Oh no!
Barthes!! The last time he reared his hoary old post-structuralist head was in
The Thread That Must Not Be Named.
Lal, as always, makes some nice points but I would hasten to add a couple of things to what she's offered:
First, Barthes is rather 'old fashioned' now in lit crit with most theorists having gone on from post-structuralism to other things. Interestingly enough, there's been something of a return to reading texts as actually containing some substantive relation to the 'real': usually along the axis of politics (postcolonial reading, neofeminism, ecocriticism) and in each of these the authors are returning from the dead.
It's also important to keep in mind that Barthes was writing a rhetorical piece that was meant to garner and cause a reaction -- which it did. At the time the essay appeared the world of lit crit was still suffering from the Romantic notion that the meaning of any text springs wholly and solely from the Intent/Genius of the Prophet-Author. The reader in this model was a poor second cousin who comes along after the fact, sits passively at the knee of the author and sees what he (and it was almost always a he) had to tell about the world. Breaking through this mode of thinking and creating a more interactive role for the reader -- making the reader more active in the process -- was Barthes' aim, and in that he succeeded admirably.
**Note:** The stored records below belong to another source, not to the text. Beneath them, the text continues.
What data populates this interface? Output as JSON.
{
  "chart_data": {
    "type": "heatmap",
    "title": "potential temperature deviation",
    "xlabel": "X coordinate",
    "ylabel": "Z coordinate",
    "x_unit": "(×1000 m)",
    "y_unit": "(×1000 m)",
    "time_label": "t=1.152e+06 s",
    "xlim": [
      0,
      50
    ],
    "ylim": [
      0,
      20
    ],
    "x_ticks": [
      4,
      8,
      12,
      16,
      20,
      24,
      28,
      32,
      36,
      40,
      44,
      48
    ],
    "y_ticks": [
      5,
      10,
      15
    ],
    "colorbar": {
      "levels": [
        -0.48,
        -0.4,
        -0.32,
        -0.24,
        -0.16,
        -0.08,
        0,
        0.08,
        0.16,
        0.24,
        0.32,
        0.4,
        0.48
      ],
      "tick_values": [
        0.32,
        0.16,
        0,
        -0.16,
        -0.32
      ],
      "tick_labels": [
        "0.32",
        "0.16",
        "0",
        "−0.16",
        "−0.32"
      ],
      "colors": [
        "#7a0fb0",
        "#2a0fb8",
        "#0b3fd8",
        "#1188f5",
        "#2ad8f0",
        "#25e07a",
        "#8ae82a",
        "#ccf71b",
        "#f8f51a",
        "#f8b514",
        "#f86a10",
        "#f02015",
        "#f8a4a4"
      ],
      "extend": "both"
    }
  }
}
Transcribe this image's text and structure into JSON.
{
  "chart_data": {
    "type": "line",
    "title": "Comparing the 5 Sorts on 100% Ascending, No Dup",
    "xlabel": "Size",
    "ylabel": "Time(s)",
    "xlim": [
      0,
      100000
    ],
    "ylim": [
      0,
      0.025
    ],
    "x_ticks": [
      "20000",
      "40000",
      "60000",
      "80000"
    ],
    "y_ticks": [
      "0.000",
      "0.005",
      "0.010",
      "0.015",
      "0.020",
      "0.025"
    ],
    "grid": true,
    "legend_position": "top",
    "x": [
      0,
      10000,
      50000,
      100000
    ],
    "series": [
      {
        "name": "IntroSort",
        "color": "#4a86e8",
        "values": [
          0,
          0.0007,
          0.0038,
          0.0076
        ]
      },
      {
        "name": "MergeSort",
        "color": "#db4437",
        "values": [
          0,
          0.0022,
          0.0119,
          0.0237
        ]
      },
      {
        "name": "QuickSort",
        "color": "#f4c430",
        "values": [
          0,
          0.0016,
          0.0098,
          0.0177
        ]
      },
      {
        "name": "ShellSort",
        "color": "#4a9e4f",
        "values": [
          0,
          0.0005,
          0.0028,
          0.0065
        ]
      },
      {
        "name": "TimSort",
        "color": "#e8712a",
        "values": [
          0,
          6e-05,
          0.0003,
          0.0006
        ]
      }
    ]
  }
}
I make these points because from my view of Tolkien and Barthes they are not really that different in their approach to what Barthes calls the "author-function". Obviously, he never argued that there is no author to a text, only that the person who writes a text is not its Author (i.e. sole and original creator, the originary point from which it springs as the world did from the Mind of God); instead the person who writes the text fulfils the author-function of acting as a screen or mediator between the myriad and infinite number of texts and experiences and social forces that he or she has moved through, on the one hand, and the reader on the other. This is much like Tolkien's view in some interesting ways, insofar as while Tolkien argued that in fairy story the writer acts as the subcreator of a new world, the 'meaning' of that world is not something that springs from the writer. The meaning of the subcreated world comes from the underlying truths of the primary world that the writer acts as a transmitter of or for.
So Barthes and Tolkien are alike in how the author functions: for both of them you have something like this...
the "real" world/Primary world --> writer --> the text/Secondary world --> Reader
Neither of them thinks that the meaning of the text is contained by the writer, and both of them argue forcefully for the reader's active and participatory role in the reading act. The 'point' of reading for both is that the reader can engage with a text and then use that engagement to move toward an understanding of the forces that are at play in the text and which shaped it
through the writer. Neither sees the writer as a prophet, but as a mediator.
Where they do differe significantly is in their perceptions of what constitutes that "real" or Primary world. For Barthes, the real world was sociological and materialist; for Tolkien it was pschological and religious. So while they both agree on what the "author function" is they disagree over what that function is about. For Barthes, the reading act immerses the reader in sociological and material historical forces (which are protean, multiple but, ultimately, analyzable), while for Tolkien the reading act immerses the reader in psychological and religious truths (which are stable, singular and, untimately, an ineffable mystery to reader and writer alike).